Plans to take 'Mab' to the Baltic in 1939, where Margaret's brother Richard was working in Poland for the British Council, had to be shelved due to the outbreak of the Second World War. Instead that same year, Antony won a contract to ferry dynamite across the violent waters of the Pentland Firth to the Royal Navy's Fleet Base in Scapa Flow in the Orkney Islands. Joined by Margaret, who was then his fiancee, he chartered a sixteen ton pilot cutter called 'Mermaid' which they sailed to the north of Scotland from the south coast in wartime Britain and spent the next three years ferrying dynamite and detonators from Scotland to Scapa Flow. Following the birth of their son Richard and later Meryon it was time to bring 'Mermaid' south and carry on the war in London, where Margaret drove an ambulance during the blitz.

The family moved back to Ireland in 1947, taking up residence in a beautiful Georgian house called Seamark overlooking the harbour in the little village of Glandore, only ten miles from Castletownshend.
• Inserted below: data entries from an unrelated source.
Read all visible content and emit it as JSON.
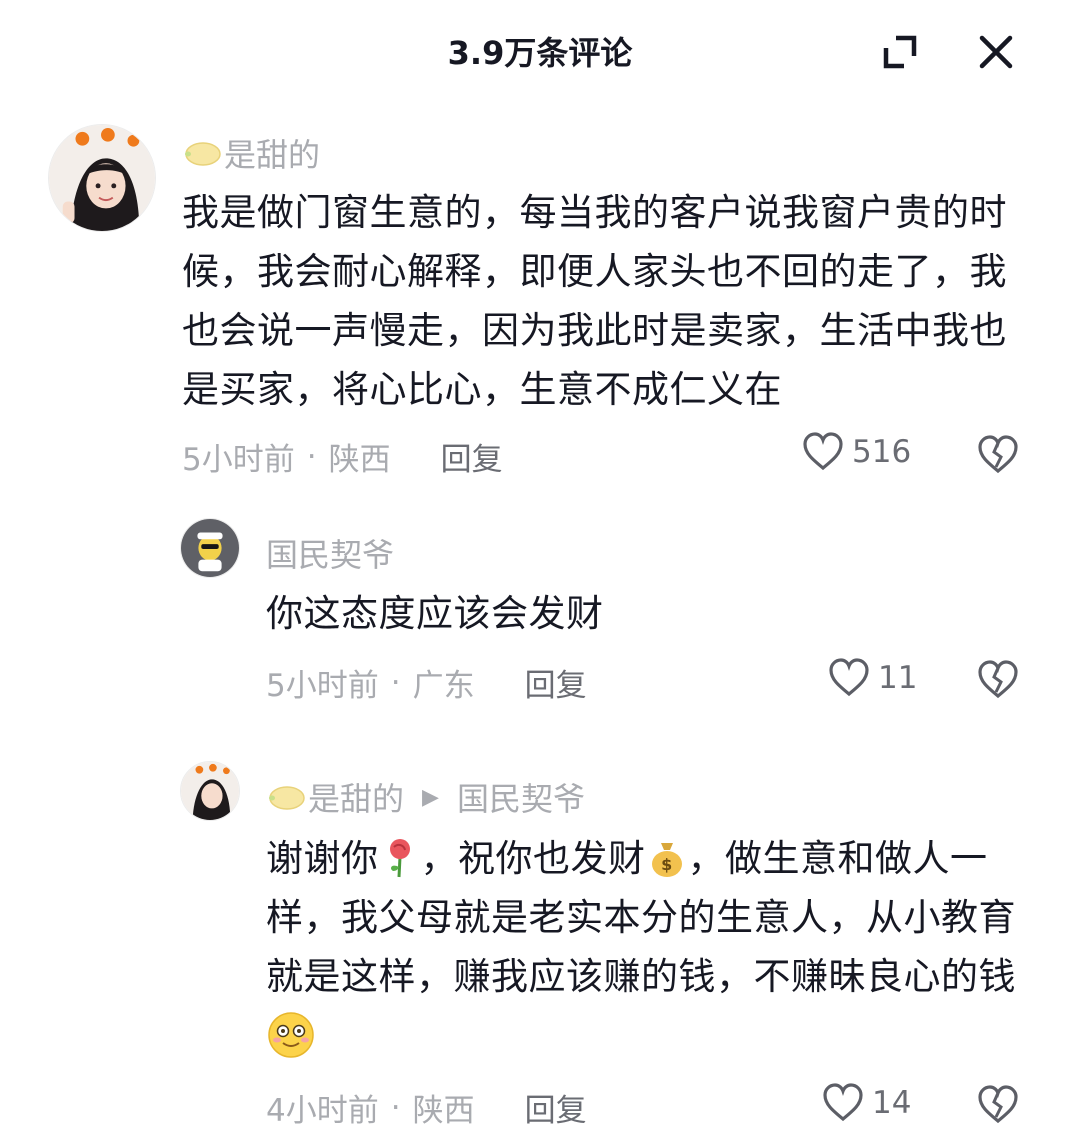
{
  "header": {
    "title": "3.9万条评论"
  },
  "comments": [
    {
      "username": "是甜的",
      "text": "我是做门窗生意的，每当我的客户说我窗户贵的时候，我会耐心解释，即便人家头也不回的走了，我也会说一声慢走，因为我此时是卖家，生活中我也是买家，将心比心，生意不成仁义在",
      "time": "5小时前",
      "location": "陕西",
      "reply_label": "回复",
      "likes": "516"
    },
    {
      "username": "国民契爷",
      "text": "你这态度应该会发财",
      "time": "5小时前",
      "location": "广东",
      "reply_label": "回复",
      "likes": "11"
    },
    {
      "username": "是甜的",
      "reply_to": "国民契爷",
      "text_parts": [
        "谢谢你",
        "，祝你也发财",
        "，做生意和做人一样，我父母就是老实本分的生意人，从小教育就是这样，赚我应该赚的钱，不赚昧良心的钱"
      ],
      "time": "4小时前",
      "location": "陕西",
      "reply_label": "回复",
      "likes": "14"
    }
  ],
  "icons": {
    "expand": "expand-icon",
    "close": "close-icon",
    "like": "heart-outline-icon",
    "dislike": "broken-heart-icon",
    "rose": "rose-emoji",
    "money_bag": "money-bag-emoji",
    "smile": "flushed-smile-emoji",
    "lemon": "lemon-emoji"
  }
}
There Antony ran a business growing tomatoes and black currants in the summer and violets and anenomes in the winter. He also wrote a book about their wartime experiences titled 'Scapa Ferry'. The family moved to Bow Hall in Castletownshend in 1968, having sold Seamark to Peter Du Cane (3). (Bow Hall was formerly called Malmaison and was previously the home of Richard Townsend [221] and then Henry Owen Becher Townsend [223].)

Margaret and Anthony were drowned at sea near Castletownshend when their small boat capsized. They are buried in St Barrahane's Church, Castletownshend and the inscription on their headstone reads “In Loving Memory of ANTHONY BRIDGES born 4. April 1911and of MARGARET BRIDGES born 31 Jan 1912. Lost at Sea on 18 June 1976.”

Of the children:

Richard Anthony Yeoward Bridges was born on 14 November 1942. He was educated at Gordonstoun School, Duffus, Moray and Britannia Royal Naval College, Dartmouth. Richard retired from the Royal Navy as a Commodore.

Meryon Grenville le Gifford Bridges was born on 11 August 1944. He was educated at Gordonstoun School and the Royal Military Academy Sandhurst. Meryon was commissioned into the Royal Engineers and retired from the Army as a Colonel.

(1) Ordnance survey of Ireland. Discovery Series. 1:50,000. Map sheet 89, grid reference W183314

(2) In an undated letter to Margaret's father, Dorothea, widow of Richard Baxter Townshend [5D15] late Tutor at Wadham College (joint editors of 'An Officer of the Long Parliament), wrote how much she looked forward to meeting Margaret when she came up to the university.

(3) He was a leading light in Vosper Thornycroft during the war and a key developer of high speed craft. He built John Cobb’s record breaking boat Crusader which sank on Loch Ness and was also responsible for the Royal Navy’s Type 21 Frigates which fought with distinction in the Falkland’s War.